Public Re-Branding Lessons Learned

Written by Mark Elliott, president

Taking lessons from some very public company re-branding efforts recent failures, Yahoo! wisely opened a public forum for how their own re-brand was to take shape and learned from their audience along the way.

Yahoo shared their creative executions that demonstrated options and how their process evolved over a 30-day timeframe. During that time, public comments were generated along the way. It will be extremely interesting to see how Yahoo’s approach works out for the search giant.

In many ways the sharing of some of the creative process provided a sense of consumer buy-in. This also allowed Yahoo to maintain control of the process, an all too important lesson learned from The Gap’s recent rebrand epic fail.

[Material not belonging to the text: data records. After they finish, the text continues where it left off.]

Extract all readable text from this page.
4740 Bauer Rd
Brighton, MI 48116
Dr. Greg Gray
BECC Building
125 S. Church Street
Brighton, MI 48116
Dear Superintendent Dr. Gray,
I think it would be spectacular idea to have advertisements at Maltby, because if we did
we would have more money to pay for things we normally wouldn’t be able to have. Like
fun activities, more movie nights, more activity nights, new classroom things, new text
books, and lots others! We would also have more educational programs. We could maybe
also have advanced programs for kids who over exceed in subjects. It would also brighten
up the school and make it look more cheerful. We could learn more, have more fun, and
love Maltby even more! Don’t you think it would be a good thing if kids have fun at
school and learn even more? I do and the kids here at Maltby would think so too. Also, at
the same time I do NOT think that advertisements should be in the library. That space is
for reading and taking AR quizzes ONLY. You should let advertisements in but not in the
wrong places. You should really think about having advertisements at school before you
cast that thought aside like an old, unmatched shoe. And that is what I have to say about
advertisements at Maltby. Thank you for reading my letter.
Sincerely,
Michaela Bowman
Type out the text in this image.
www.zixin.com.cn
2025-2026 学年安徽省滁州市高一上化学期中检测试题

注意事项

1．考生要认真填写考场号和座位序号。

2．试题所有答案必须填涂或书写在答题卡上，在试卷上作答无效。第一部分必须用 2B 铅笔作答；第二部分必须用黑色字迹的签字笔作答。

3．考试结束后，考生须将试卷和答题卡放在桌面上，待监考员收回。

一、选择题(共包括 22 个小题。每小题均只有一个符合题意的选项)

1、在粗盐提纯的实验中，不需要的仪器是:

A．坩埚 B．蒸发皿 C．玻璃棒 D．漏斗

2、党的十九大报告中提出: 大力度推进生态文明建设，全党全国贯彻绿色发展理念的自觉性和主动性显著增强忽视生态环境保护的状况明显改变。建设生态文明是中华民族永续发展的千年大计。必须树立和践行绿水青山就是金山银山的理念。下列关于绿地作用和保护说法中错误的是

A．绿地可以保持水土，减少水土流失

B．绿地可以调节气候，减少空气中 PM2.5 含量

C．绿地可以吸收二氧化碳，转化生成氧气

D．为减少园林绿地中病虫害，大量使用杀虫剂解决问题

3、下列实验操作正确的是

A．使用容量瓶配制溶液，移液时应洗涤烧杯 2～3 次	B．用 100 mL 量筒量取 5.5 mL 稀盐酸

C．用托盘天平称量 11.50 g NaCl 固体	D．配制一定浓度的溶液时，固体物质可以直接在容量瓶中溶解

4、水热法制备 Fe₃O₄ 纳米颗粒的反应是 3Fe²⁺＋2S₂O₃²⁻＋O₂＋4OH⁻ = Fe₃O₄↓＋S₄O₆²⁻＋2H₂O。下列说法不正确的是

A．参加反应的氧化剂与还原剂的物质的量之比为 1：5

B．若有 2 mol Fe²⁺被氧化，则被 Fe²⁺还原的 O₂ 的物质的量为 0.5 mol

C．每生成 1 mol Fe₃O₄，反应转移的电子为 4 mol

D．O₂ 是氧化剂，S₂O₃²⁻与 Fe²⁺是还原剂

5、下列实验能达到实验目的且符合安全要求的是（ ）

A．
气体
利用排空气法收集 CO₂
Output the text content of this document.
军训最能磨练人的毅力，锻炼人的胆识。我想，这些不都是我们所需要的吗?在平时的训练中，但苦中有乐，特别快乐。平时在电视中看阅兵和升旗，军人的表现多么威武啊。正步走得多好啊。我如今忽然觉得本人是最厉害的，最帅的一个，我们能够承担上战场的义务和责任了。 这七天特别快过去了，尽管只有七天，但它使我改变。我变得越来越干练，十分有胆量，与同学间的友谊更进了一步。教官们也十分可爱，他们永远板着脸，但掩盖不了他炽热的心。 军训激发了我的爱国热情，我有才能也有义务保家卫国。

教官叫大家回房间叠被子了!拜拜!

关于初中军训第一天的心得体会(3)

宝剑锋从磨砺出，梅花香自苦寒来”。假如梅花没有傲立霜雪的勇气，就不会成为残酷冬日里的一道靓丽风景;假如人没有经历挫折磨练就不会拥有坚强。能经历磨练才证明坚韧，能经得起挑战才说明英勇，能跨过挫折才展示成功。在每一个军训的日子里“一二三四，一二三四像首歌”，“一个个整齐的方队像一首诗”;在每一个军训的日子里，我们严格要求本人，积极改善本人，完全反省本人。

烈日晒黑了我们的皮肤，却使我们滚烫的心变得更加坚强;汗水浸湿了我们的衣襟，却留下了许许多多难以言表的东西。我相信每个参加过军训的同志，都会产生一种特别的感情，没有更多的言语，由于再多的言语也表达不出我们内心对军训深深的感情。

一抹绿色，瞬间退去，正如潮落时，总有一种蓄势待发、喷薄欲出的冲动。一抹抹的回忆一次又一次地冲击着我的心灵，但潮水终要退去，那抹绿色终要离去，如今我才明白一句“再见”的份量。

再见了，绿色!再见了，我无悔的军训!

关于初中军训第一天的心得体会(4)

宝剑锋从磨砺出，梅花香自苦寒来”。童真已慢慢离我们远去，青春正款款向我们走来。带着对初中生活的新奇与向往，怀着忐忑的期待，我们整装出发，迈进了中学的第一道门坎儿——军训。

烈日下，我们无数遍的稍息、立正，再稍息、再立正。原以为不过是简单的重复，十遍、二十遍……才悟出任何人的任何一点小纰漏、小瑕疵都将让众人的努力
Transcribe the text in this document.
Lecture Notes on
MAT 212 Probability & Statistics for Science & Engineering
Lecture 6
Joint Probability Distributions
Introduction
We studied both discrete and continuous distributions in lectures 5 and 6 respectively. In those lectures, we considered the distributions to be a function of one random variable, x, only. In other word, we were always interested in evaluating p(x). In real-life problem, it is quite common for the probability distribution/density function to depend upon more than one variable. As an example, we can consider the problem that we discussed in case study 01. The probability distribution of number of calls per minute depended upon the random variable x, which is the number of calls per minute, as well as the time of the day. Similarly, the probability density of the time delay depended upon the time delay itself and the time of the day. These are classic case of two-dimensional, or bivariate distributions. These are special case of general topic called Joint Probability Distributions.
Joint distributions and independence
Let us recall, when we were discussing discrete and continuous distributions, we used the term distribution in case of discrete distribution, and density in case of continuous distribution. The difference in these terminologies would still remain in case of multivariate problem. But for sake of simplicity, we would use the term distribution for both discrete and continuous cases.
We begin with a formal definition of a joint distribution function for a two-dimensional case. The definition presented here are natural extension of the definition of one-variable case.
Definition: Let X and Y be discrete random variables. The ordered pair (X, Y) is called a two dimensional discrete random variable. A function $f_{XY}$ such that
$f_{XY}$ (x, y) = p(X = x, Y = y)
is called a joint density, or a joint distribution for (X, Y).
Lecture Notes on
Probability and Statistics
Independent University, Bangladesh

The Gap’s effort to rebrand provided a very public display of how consumers have taken control of public brands and in many cases driven decisions. Their shiny new logo and creative strategy was overturned by public opinion and reverted the brand’s identity mark back to its classic original form and typestyle. Not only was this a tremendous embarrassment, but also demonstrated the power of the socially connected consumer and shift of public brands control to the people.

Stay tuned and let’s see how this turns out. On some level I feel the two case studies mentioned are on a different plane. The Gap has a little more passionate consumer base, while my personal feelings around Yahoo are somewhat “Yahhoocares….Google is where it’s at”.  The funny thing about search engines and logos is Google experiments with its logo and passionate customer base almost every day.

One recent Google Logo treatment honored Nobel Prize Winner Jane Addams.  Not my favorite by any stretch but topical, connected their audience and ties into some consumers passion.  This strategy brings people back and keeps the brand fresh all at the same time. Brilliant.